ALBUM REVIEW
Criminal Nation
Release The Pressure
Released December 1990
Release The Pressure is a 1990 hip-hop record from Tacoma gangster rap group Criminal Nation. It’s primarily the work of two musicians: DJ E, “the table-wrecker,” and MC Deff, “the renegade,” with the occasional assist from their extended crew, the D.C. Posse, pictured on the front cover. This album, jointly released by NastyMix and Cold Rock, was one of the first to put “life in Hilltop”—the gangs, the guns, the drugs, the girls and the cops—on the map. Release The Pressure spent 13 weeks on the Billboard charts and netted four singles: “Insane,” “Black Power Nation,” “The Right Crowd,” and the title track, “Release The Pressure.” This latter one is my highly-recommended eardrum-busting relentless atomic bomb. “I’m a human explosive, I got a temper…” says Deff as the track begins, before rhyming about the need for unity between blacks and whites, a clearing of the air.
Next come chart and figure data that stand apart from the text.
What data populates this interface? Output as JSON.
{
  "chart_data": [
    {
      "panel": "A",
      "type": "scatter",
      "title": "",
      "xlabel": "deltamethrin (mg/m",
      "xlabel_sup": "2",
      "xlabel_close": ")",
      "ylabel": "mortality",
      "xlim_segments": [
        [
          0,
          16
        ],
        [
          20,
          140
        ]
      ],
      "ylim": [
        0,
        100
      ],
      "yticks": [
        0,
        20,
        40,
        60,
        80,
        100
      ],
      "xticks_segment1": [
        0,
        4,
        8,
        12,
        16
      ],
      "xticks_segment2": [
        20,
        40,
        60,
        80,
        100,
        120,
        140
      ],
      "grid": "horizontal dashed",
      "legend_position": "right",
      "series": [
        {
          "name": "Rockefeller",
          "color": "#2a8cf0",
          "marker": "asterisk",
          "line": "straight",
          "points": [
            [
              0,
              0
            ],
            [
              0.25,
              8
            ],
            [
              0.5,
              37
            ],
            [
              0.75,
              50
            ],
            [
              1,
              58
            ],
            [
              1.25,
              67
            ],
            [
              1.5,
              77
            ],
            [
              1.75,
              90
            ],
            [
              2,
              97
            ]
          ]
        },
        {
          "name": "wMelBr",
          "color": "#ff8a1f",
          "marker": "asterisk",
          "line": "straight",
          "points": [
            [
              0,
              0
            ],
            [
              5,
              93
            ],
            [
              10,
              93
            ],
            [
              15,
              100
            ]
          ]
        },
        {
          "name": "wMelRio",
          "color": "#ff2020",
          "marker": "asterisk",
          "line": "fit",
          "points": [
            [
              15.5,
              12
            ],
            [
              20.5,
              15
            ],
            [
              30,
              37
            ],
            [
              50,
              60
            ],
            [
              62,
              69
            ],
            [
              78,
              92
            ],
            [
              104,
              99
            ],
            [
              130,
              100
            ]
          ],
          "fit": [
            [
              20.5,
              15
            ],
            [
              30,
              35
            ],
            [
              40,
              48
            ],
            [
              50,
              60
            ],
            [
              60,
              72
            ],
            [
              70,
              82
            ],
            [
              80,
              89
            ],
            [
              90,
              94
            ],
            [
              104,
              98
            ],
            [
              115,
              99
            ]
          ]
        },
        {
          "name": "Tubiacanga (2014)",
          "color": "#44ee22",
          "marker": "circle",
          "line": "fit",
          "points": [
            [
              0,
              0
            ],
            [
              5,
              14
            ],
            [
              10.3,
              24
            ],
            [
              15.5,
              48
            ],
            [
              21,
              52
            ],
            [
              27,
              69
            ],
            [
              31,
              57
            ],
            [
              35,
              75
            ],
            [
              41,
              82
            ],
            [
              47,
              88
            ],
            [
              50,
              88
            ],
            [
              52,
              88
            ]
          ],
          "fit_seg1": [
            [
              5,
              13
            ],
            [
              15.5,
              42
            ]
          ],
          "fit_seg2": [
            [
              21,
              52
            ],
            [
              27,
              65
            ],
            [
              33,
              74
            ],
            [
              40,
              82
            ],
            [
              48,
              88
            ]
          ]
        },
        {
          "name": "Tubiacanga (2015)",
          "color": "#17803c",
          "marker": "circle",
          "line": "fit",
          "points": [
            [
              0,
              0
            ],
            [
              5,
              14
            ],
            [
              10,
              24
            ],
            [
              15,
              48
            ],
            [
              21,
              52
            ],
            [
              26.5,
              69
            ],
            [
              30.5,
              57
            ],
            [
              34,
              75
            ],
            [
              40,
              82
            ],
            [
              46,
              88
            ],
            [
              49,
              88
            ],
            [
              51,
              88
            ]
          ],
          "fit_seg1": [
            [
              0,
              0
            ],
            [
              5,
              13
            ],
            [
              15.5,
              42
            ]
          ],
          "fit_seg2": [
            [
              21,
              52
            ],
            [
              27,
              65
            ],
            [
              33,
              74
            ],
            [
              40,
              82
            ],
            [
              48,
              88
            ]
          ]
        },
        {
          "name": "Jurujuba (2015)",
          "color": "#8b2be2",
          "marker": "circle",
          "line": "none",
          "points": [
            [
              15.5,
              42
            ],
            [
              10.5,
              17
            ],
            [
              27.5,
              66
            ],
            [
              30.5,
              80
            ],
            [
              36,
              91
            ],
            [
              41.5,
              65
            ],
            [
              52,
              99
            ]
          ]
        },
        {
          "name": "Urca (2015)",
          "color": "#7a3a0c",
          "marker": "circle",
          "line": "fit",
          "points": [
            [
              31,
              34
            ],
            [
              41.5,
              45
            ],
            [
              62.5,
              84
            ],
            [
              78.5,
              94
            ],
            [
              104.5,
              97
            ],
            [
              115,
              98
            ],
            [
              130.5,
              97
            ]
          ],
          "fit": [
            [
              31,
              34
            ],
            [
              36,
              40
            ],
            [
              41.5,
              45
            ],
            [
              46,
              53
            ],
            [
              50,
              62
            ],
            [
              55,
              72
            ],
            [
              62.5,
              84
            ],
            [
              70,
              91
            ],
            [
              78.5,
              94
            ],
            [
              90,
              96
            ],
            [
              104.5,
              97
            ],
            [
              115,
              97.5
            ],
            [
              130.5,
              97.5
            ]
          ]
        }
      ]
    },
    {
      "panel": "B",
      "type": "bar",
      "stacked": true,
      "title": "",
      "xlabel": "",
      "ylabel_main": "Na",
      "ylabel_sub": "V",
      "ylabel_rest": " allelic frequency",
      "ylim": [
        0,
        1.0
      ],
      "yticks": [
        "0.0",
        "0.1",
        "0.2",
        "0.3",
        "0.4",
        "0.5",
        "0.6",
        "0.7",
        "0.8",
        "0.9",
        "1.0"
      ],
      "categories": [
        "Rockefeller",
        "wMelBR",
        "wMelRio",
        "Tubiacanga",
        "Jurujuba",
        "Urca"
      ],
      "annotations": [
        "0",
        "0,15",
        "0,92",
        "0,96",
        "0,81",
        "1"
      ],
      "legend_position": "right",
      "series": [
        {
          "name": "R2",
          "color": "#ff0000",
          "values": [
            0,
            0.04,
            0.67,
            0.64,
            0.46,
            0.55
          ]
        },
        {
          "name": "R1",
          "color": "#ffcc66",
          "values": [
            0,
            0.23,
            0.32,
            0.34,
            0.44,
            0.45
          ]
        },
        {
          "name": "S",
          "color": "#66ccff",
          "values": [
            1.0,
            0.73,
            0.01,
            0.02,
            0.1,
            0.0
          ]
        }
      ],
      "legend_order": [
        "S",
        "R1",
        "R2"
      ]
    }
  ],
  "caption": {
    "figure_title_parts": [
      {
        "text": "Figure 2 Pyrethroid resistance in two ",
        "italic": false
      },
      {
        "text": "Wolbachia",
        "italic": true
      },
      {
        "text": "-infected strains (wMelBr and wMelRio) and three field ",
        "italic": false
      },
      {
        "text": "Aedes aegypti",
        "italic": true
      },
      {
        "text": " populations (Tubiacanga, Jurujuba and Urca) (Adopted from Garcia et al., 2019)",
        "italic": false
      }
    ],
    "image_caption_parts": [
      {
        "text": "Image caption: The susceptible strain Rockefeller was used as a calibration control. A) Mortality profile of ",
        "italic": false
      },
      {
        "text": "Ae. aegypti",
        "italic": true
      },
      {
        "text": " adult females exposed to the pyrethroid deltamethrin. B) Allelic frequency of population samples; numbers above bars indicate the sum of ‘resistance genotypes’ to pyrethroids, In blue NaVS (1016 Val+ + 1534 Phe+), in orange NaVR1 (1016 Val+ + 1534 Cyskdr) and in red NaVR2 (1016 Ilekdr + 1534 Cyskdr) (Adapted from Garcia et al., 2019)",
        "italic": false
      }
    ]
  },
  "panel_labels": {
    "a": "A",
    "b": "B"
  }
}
Despite their successes, Criminal Nation was committed to their ideals, not giving a damn to the government’s rules, and to the power of profanity, of which there is a lot. “I didn’t make no record to play radio,” said Deff in an interview with The Rocket. DJs at KEXP agreed. Their copy of this album contains the note: “So many red dots… The best tracks, unfortunately. They combine NWA with Public Enemy’s black nationalism. Also, it’s very funky.” This record mixes militant politics with dance floor appeal. DJ E’s production is filled groovy bass lines, electro synths, scratching and guitar samples, while MC Deff is on the mic murdering emcees with superior rhyme skills. You can connect the DNA and themes laid here through to later Tacoma rap groups like Black Anger and ILLFIGHTYOU. For a long time, this record has been, uh, criminally hard to find, but was recently added to Spotify. You can finally go hear Tacoma’s first great rap record today, and I encourage you to do so.